Formation et ouverture d’esprit

Hier, les offices de tourisme étaient tenus par des associations qui, aussi sympathiques étaient-elles, contenaient la vision de leurs enjeux à l’esprit de clocher. Aujourd’hui, sous la bénédiction de Saint-Esprit, chapelle unique du destin commun d’un territoire de plus de 54 000 habitants, la formation et l’ouverture d’esprit sont inscrites dans un cahier des charges exigeant. Au siège, ils sont donc une douzaine à faire tourner la machine, la gérer et assurer la production des outils de promotion. Autour d’eux, une dizaine de titulaires relayés par quelques saisonniers assurent l’accueil, en étant ouverts désormais à la mobilité. Au sommet de la pyramide, un conseil d’orientation réunit 300 à 400 socioprofessionnels et les institutionnels de la destination. Il trace les grandes lignes de l’action engagée. « Ce modèle a donné de l’oxygène à l’office de tourisme et permis une harmonisation par le haut des statuts de ses employés sans augmenter le coût global de la masse salariale », s’enthousiasme Denis Thomas. « Alain Suguenot s’est montré visionnaire en anticipant cette organisation sous forme d’Epic. »

Eldorado

Dans les faits, comme le rappelle Pascale Guersen, « le tourisme demeure le deuxième pilier de l’économie du territoire derrière le vin ». La rencontre des deux portant d’ailleurs un nom en plein développement : l’œnotourisme.
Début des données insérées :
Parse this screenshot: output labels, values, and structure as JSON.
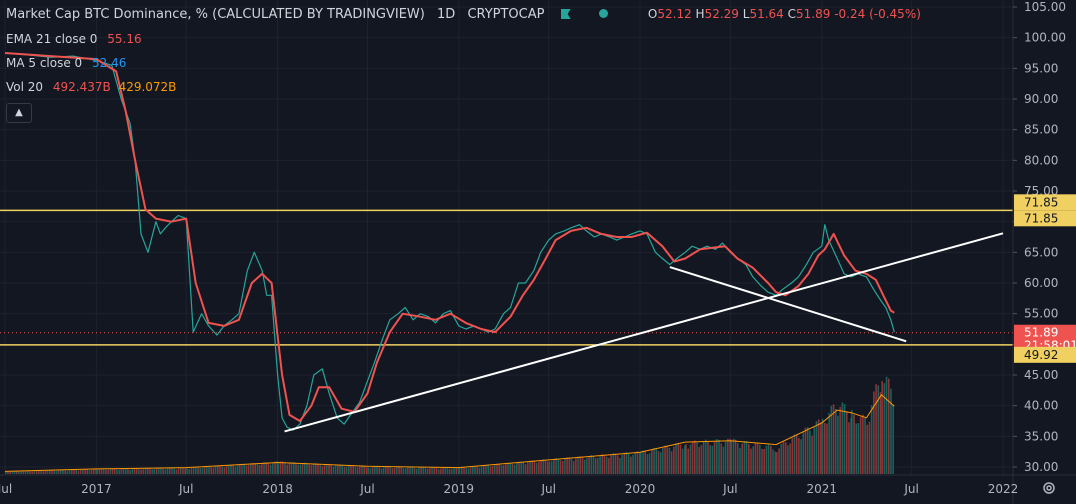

D’où l’impérieuse nécessité d’être au plus près d’un public « à la fois juge et jouisseur, en quête de conseils d’experts, de renseignements de plus en plus pointus ». Pour financer son action, soit un budget de plus d’1,8 million d’euros, un principe est établi : l’Epic doit se reposer en presque totalité sur la taxe de séjour et, dans une moindre mesure, sur des prestations et de la vente de marchandises. « Pour autant, nous sommes sur un tourisme de qualité, pas de masse ; un tourisme qui rayonne à l’international », souligne Denis Thomas, réfutant l’idée d’une course au merchandising et mettant en perspective le défi d’un système d’accueil professionnalisé au plus haut niveau. Avec plus de 800 000 nuitées et plus de 450 000 visiteurs rien que pour ses célèbres Hospices, le territoire touristique beaunois connaît ainsi de nouvelles évolutions, attirant à lui et de plus en plus une clientèle asiatique aisée. Historique, la clientèle d’outre-Atlantique est toujours là, mais il n’est pas rare de voir nos amis américains, fondamentalement attirés par le vin et la richesse de notre patrimoine, passer à l’acquisition de biens et de s’installer dans ce qu’ils considèrent comme un Eldorado bourguignon. Sans l’action touristique, rien de tout cela ne serait arrivé.

* Beaune (boulevard Perpreuil et sous les halles), Chagny (2 rue des Halles), Meursault (place de l’Hôtel de ville), Nolay (13 rue de la République), Santenay (Gare SNCF), Savigny-lès-Beaune (4 place Fournier).